Knapp 21 Jahre könnte man damit zubringen auf jeder philippinischen Insel einen Tag zu verbringen – auch nach der jüngsten Entdeckung von zusätzlichen 500 Inseln, die zuvor unentdeckt blieben.

Boracay

Boracay ist etwa 10 Quadratkilometer groß.

Philippinen entdecken 500 Inseln

Seit 1945 bestehen die Philippinen aus 7.107 Inseln. Der fünftgrößte Inselstaat der Welt besteht im Wesentlichen aus den elf Inseln Luzon (mit der Hauptstadt Manila), Mindoro, Palawan, Panay, Negros, Cebu, Bohol, Leyte, Samar und Mindanao. Diese machen mehr als 90 Prozent der Staatsfläche aus. Hier lebt zudem die Mehrheit der Bevölkerung, die rund 100 Millionen Menschen zählt. Lediglich ein Viertel der philippinischen Inseln ist bewohnt – und nun kommen 500 weitere hinzu.

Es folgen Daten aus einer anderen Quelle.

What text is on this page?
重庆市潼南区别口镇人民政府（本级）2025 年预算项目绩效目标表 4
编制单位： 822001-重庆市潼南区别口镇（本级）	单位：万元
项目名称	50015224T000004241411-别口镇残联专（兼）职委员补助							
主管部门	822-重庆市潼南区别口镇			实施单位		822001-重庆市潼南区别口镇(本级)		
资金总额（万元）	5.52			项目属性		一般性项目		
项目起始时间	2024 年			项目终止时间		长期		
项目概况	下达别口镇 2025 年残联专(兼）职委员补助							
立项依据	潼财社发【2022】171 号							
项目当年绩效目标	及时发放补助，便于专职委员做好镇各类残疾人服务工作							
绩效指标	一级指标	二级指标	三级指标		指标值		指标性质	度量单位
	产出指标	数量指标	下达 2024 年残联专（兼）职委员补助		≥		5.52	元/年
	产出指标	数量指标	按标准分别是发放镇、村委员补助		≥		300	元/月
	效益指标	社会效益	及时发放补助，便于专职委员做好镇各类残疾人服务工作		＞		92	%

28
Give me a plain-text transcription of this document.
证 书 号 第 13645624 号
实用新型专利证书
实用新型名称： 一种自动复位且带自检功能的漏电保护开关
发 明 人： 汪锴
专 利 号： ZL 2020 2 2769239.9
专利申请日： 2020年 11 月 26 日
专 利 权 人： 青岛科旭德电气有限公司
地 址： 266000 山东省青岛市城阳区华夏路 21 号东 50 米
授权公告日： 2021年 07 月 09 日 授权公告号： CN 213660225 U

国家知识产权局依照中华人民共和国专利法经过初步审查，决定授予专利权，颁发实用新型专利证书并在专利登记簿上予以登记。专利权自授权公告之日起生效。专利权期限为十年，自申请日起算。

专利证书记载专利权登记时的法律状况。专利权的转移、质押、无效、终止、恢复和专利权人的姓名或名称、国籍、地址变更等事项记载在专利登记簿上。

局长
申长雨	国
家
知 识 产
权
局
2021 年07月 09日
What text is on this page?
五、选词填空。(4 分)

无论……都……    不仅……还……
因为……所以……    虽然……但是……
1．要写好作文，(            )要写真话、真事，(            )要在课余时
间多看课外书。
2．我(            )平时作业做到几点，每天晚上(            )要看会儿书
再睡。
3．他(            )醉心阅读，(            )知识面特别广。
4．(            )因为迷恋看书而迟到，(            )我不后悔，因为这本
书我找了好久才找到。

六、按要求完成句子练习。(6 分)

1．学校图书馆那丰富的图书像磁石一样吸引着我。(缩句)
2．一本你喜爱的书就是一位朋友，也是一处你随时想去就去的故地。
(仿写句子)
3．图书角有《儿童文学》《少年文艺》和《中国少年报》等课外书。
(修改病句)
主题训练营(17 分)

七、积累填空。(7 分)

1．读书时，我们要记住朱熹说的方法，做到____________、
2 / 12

Die nationale Behörde für Kartierung (Namria) hat die Landmassen des Inselstaats neu ausgewertet und dabei insgesamt 7.641 Inseln gezählt. Seit 2013 verfügt die Regierung der Philippinen über exaktere Methoden die Landesfläche zu bestimmen. Jetzt sind exaktere Messungen möglich, da Sandgebilde, die mit der Zeit wieder im Meer verschwinden, von festem Land unterschieden werden können. Im November sollen die Daten in der Hauptstadt Manila vorgestellt werden.

Der Tourismus auf den Philippinen spielt sich u.a. in Manila, auf Boracay, Bohol und Cebu City ab.